By Beth Gilomen
Visiting the Conservatory of Flowers’ current special exhibit, Chomp, flooded me with memories of fourth grade field trips – if they’d had a “Little Shop of Horrors” theme. Yes, the playfully titled show features carnivorous plants from all over the world (that’s right, these plants eat meat), displayed almost too close for comfort.
I say “almost,” because I was assured that none of these hungry little predators are harmful to humans. Even sticking your finger inside a Nepenthes pitcher and leaving it there for a few days will only give you a sunburn-like discomfort. Of course, you wouldn’t want to let your pet mice near one.

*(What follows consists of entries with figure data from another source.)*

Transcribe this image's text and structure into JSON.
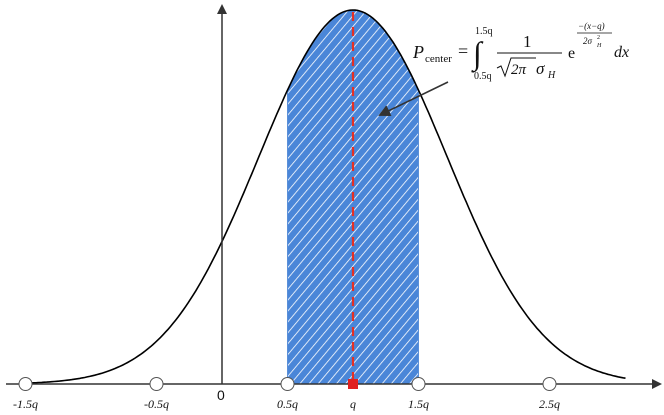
{
  "diagram": {
    "colors": {
      "curve": "#000000",
      "shaded_region": "#4a86d8",
      "hatch": "#ffffff",
      "center_line": "#e53024",
      "center_marker": "#e02020",
      "axis": "#333333",
      "arrow": "#333333"
    },
    "origin_label": "0",
    "axis_ticks": [
      {
        "label": "-1.5q",
        "value": -1.5
      },
      {
        "label": "-0.5q",
        "value": -0.5
      },
      {
        "label": "0.5q",
        "value": 0.5
      },
      {
        "label": "q",
        "value": 1.0
      },
      {
        "label": "1.5q",
        "value": 1.5
      },
      {
        "label": "2.5q",
        "value": 2.5
      }
    ],
    "shaded_interval": {
      "from": 0.5,
      "to": 1.5
    },
    "center_value": 1.0,
    "formula": {
      "lhs_symbol": "P",
      "lhs_subscript": "center",
      "equals": "=",
      "lower_limit": "0.5q",
      "upper_limit": "1.5q",
      "integral_sign": "∫",
      "fraction_numerator": "1",
      "fraction_denominator_radicand": "2π",
      "fraction_denominator_sigma": "σ",
      "fraction_denominator_sigma_sub": "H",
      "exp_base": "e",
      "exp_numerator": "−(x−q)",
      "exp_denominator": "2σ",
      "exp_denominator_sup": "2",
      "exp_denominator_sub": "H",
      "differential": "dx"
    }
  }
}
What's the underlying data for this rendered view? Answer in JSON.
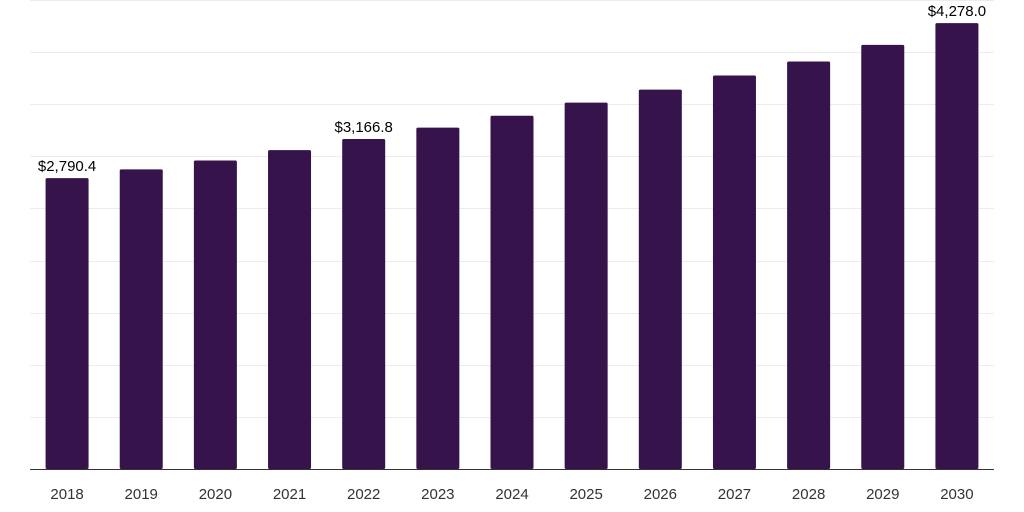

So what’s the point of the show aside from sending a shiver down your spine? Why, environmental education, of course! Organizations like the International Carnivorous Plant Society are working to cultivate and preserve the hundreds of species in existence. Meanwhile, humans have destroyed 95% of the wetlands suitable for growing carnivorous plants in the United States. Teaching about the plants and their important role in wetland ecosystems is an important step, then, in preserving those habitats that remain.
Whether you subscribe to the activist sentiment or not, though, the display is well worth seeing. You can stop by on weekends for a "feeding" demonstration or a dissection, where you’ll watch insect remains pour from the plants' bellies. And if you're feeling a little more adventurous, you can take home your very own Venus Fly Trap from the gift shop. Just be careful where you put your fingers – or your small pets.